This really had me in stitches and I had to sit up fully to let the laughs out. Charlotte started chuckling too and then we both had a good old belly laugh at her prime piece of wit.

Yet, the interruption had occurred all the same, and when we finally got back to things I had to finish her off with my fingers, biting the pillow.

If only these thoughts would come to me in the daytime! I’d rarely had such clarity in conjuring scenes and characters. There sure was something fishy going on, but it was proving damned profitable for my work. The Baroque Minstrel’s revelations might be ill-timed, but they were pure gold. The major concern was of course, that if it went on much longer, it was going to throw a bloody great spanner into our love life.

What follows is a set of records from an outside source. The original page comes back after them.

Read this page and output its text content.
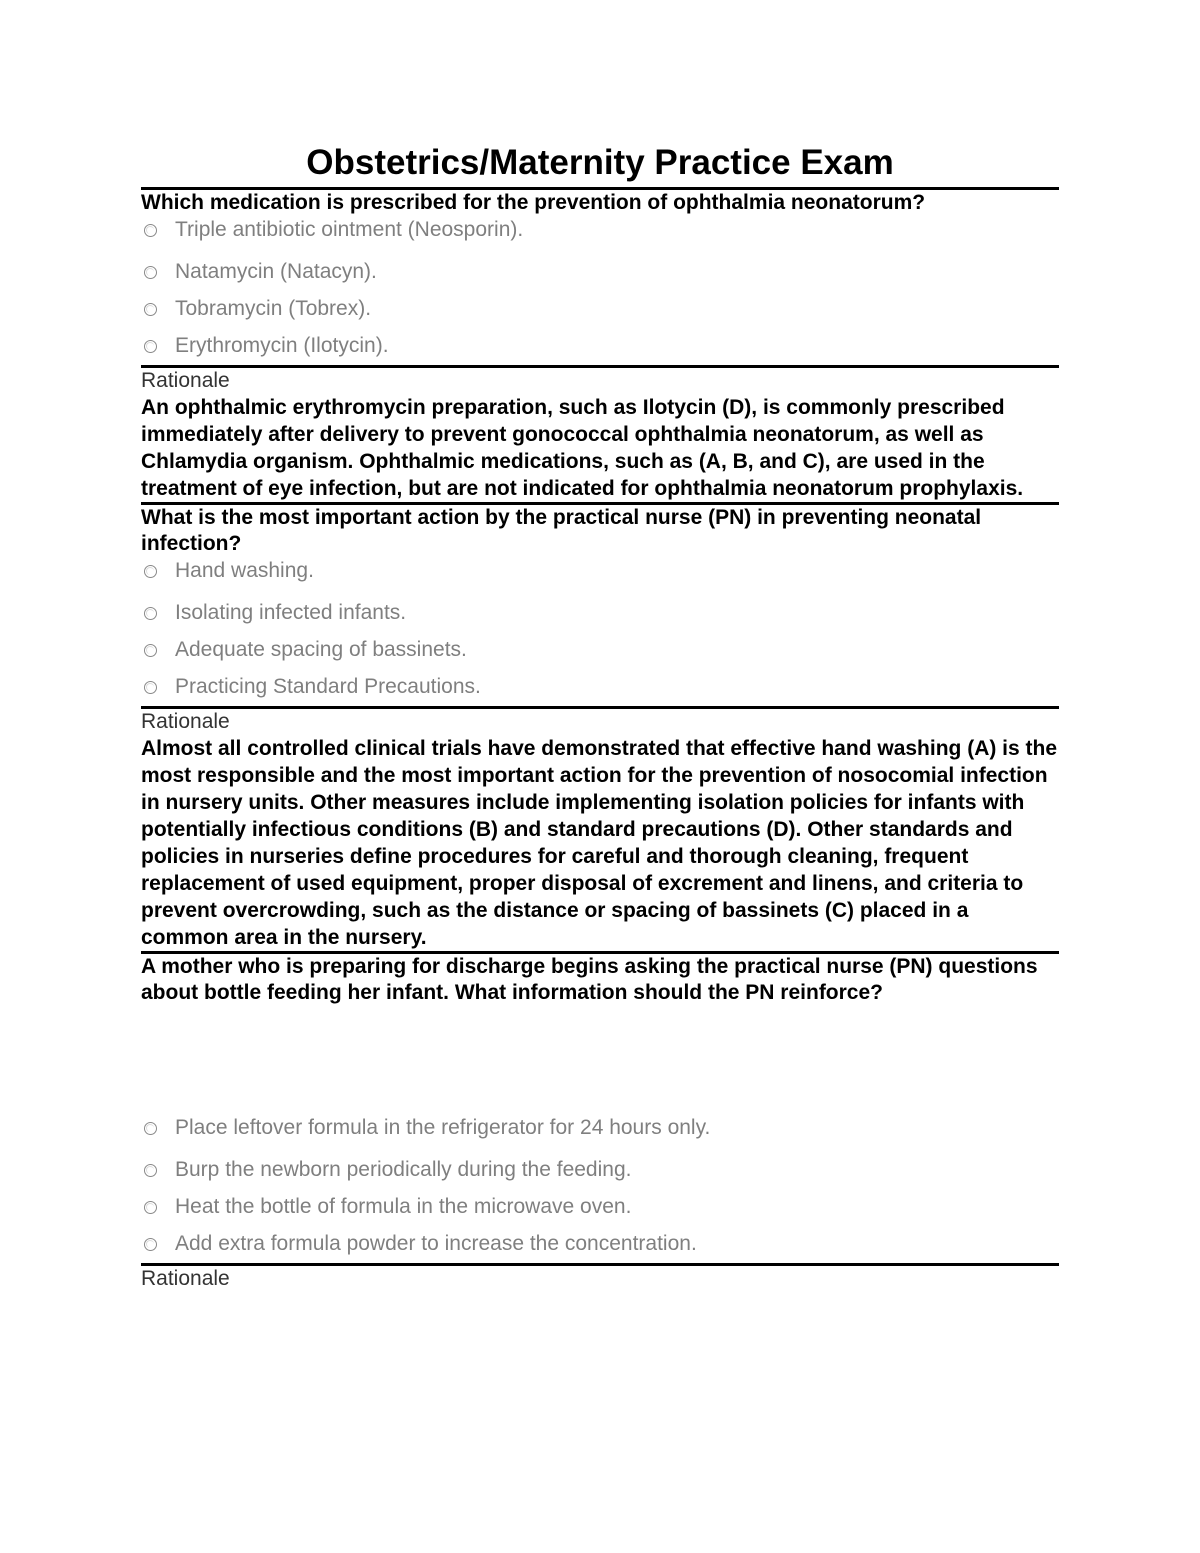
Obstetrics/Maternity Practice Exam

Which medication is prescribed for the prevention of ophthalmia neonatorum?

Triple antibiotic ointment (Neosporin).
Natamycin (Natacyn).
Tobramycin (Tobrex).
Erythromycin (Ilotycin).

Rationale

An ophthalmic erythromycin preparation, such as Ilotycin (D), is commonly prescribed immediately after delivery to prevent gonococcal ophthalmia neonatorum, as well as Chlamydia organism. Ophthalmic medications, such as (A, B, and C), are used in the treatment of eye infection, but are not indicated for ophthalmia neonatorum prophylaxis.

What is the most important action by the practical nurse (PN) in preventing neonatal infection?

Hand washing.
Isolating infected infants.
Adequate spacing of bassinets.
Practicing Standard Precautions.

Rationale

Almost all controlled clinical trials have demonstrated that effective hand washing (A) is the most responsible and the most important action for the prevention of nosocomial infection in nursery units. Other measures include implementing isolation policies for infants with potentially infectious conditions (B) and standard precautions (D). Other standards and policies in nurseries define procedures for careful and thorough cleaning, frequent replacement of used equipment, proper disposal of excrement and linens, and criteria to prevent overcrowding, such as the distance or spacing of bassinets (C) placed in a common area in the nursery.

A mother who is preparing for discharge begins asking the practical nurse (PN) questions about bottle feeding her infant. What information should the PN reinforce?

Place leftover formula in the refrigerator for 24 hours only.
Burp the newborn periodically during the feeding.
Heat the bottle of formula in the microwave oven.
Add extra formula powder to increase the concentration.

Rationale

By Tuesday I’d hit the wall with Chapter four and wondered where to go next. Nothing was coming and I needed my muse. Charlotte was busy with work and parental catch ups and I would not be able to see her until the following night. I wanted to run a few things by her and get her opinions, but it had to wait. Plus I hoped that if the circumstances were right, the Baroque Minstrel would reveal more of his secrets.

When Wednesday came around I was feeling desperate and dry. Nothing I wrote had any merit whatsoever and when I looked at the unfinished paragraph in front of me, it was lifeless and bloated; effete and unworthy. The motor was starting to stutter…

Come Wednesday evening I was over at her place in a flash. It was my turn to cook dinner and as we chopped and boiled and fried and drank in the kitchen, I let Charlotte in on my concerns about the overall structure. I didn’t want to get too far into the novel before realising I had to rework everything. Reworking was inevitable, but it would be nice to avoid a complete overhaul.

“I’m not sure what you should do,” said Charlotte. “Perhaps you should start with his childhood after all. Or, maybe with him looking back. With the final scene.”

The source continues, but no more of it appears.